Roland Petit – Le Jeune Homme et la Mort

Chorégraphie : Roland Petit
Livret : Jean Cocteau
Création : 1946

Enregistrement : 1955
Interprètes : Jean Babilée, Claire Sombert
Durée : 13 min.

Le Jeune Homme et la Mort est un des chefs-d’œuvre de la danse au XXe siècle. Entré au répertoire de l’Opéra de Paris en 1990, ce ballet issu d’une étroite collaboration entre Jean Cocteau et Roland Petit réunit la Passacaille de Johann Sebastian Bach, des costumes de Karinska et des décors de Wakhévitch. L’intrigue se résume en quelques mots : un jeune homme attend une jeune femme, il est amoureux d’elle, elle arrive, le rejette, il se pend. Cette œuvre, créée le 25 juin 1946 au théâtre des Champs-Élysées, avec Nathalie Philippart et Jean Babilée, fut tout autant célébrée par ses contemporains qu’elle l’est depuis par la critique.

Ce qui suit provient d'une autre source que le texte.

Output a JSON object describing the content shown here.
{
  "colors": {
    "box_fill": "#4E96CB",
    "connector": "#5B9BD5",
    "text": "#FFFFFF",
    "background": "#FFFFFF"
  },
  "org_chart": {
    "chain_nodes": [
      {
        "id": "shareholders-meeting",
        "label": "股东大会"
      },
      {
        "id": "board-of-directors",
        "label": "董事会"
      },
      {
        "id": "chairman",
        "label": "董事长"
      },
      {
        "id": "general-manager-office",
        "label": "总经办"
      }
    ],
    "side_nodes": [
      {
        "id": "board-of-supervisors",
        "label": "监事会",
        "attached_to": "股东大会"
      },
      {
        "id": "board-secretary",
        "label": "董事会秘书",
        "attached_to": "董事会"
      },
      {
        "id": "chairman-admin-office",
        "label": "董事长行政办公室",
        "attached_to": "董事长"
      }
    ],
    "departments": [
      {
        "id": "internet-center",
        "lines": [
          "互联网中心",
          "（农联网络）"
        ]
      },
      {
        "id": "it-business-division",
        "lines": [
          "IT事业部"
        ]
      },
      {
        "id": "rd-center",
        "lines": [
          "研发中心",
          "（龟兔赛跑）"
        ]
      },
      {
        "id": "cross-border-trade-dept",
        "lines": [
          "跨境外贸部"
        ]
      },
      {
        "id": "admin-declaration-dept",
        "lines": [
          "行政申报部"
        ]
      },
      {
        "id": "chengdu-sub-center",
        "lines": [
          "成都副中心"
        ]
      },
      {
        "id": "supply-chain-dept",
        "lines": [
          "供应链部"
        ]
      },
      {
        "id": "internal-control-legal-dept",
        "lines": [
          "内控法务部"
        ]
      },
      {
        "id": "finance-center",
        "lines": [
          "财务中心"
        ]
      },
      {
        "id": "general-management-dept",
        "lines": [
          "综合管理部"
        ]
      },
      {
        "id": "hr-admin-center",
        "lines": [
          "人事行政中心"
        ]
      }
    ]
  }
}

Le Jeune Homme et la Mort est ainsi le ballet qui inaugure la carrière de Roland Petit comme chorégraphe. Remarqué lors de la création des Forains en 1945, ce dernier connaît son premier grand triomphe lors de cette collaboration avec Cocteau en 1946, avant de réitérer ce succès de façon autonome avec Carmen, trois ans plus tard. Le Jeune Homme et la Mort propulse ainsi le tout jeune artiste, à l’âge de 22 ans, sur la scène internationale, et notamment américaine.

Pourquoi cette pièce néo-classique a-t-elle tant marqué l’histoire chorégraphique au XXe siècle ? Sans doute parce que Le Jeune Homme et la Mort inaugure une double rupture. La première dans le champ de la danse, car cette œuvre s’émancipe du ballet académique tel que le pratique par exemple, dans les années 1940, Serge Lifar à l’Opéra de Paris. Les danseurs fument, s’affrontent, se débattent ; Babilée en artiste bohème flirte avec l’acrobate, exécutant des sauts hardis et des roulades ralenties. Des gestes réalistes et des décors de cinéma s’invitent sur scène, pour la danse, donnant à l’œuvre l’allure d’un film muet tourné sous les toits d’un Paris contemporain. Cette œuvre insuffle ainsi un second élan très remarqué au déploiement de la danse néo-classique dans la France de l’après-guerre. Le ballet opère en outre une seconde rupture dans le champ de l’écriture pour la danse : son argument est d’abord raconté par Cocteau à Roland Petit, et c’est seulement une fois la chorégraphie au point et les premières représentations données que Cocteau en écrit le livret.

À rebours de l’ensemble des autres livrets qu’il a pu écrire, Cocteau ne se contente pas de retracer dans celui-ci les grandes lignes de l’intrigue ou du spectacle, il y expose sa conception de la danse comme traduction de la parole dans le langage corporel, langage universel, et y assimile explicitement le travail du chorégraphe et du librettiste au travail du poète. De fait, cette pièce est un point de convergence de son œuvre littéraire, car elle reprend nombre de personnages et de motifs propres à son univers de poète. La critique a en outre souvent souligné la parenté qui existe entre ce ballet et certains films de l’artiste, notamment Orphée et Le Sang d’un poète. Dans ces trois œuvres se retrouve le mythe tout personnel de l’auteur, celui du poète hanté par la figure à la fois terrible et envoûtante de la Muse qui est aussi la Mort.

Notice rédigée par Camille Riquier Wautier.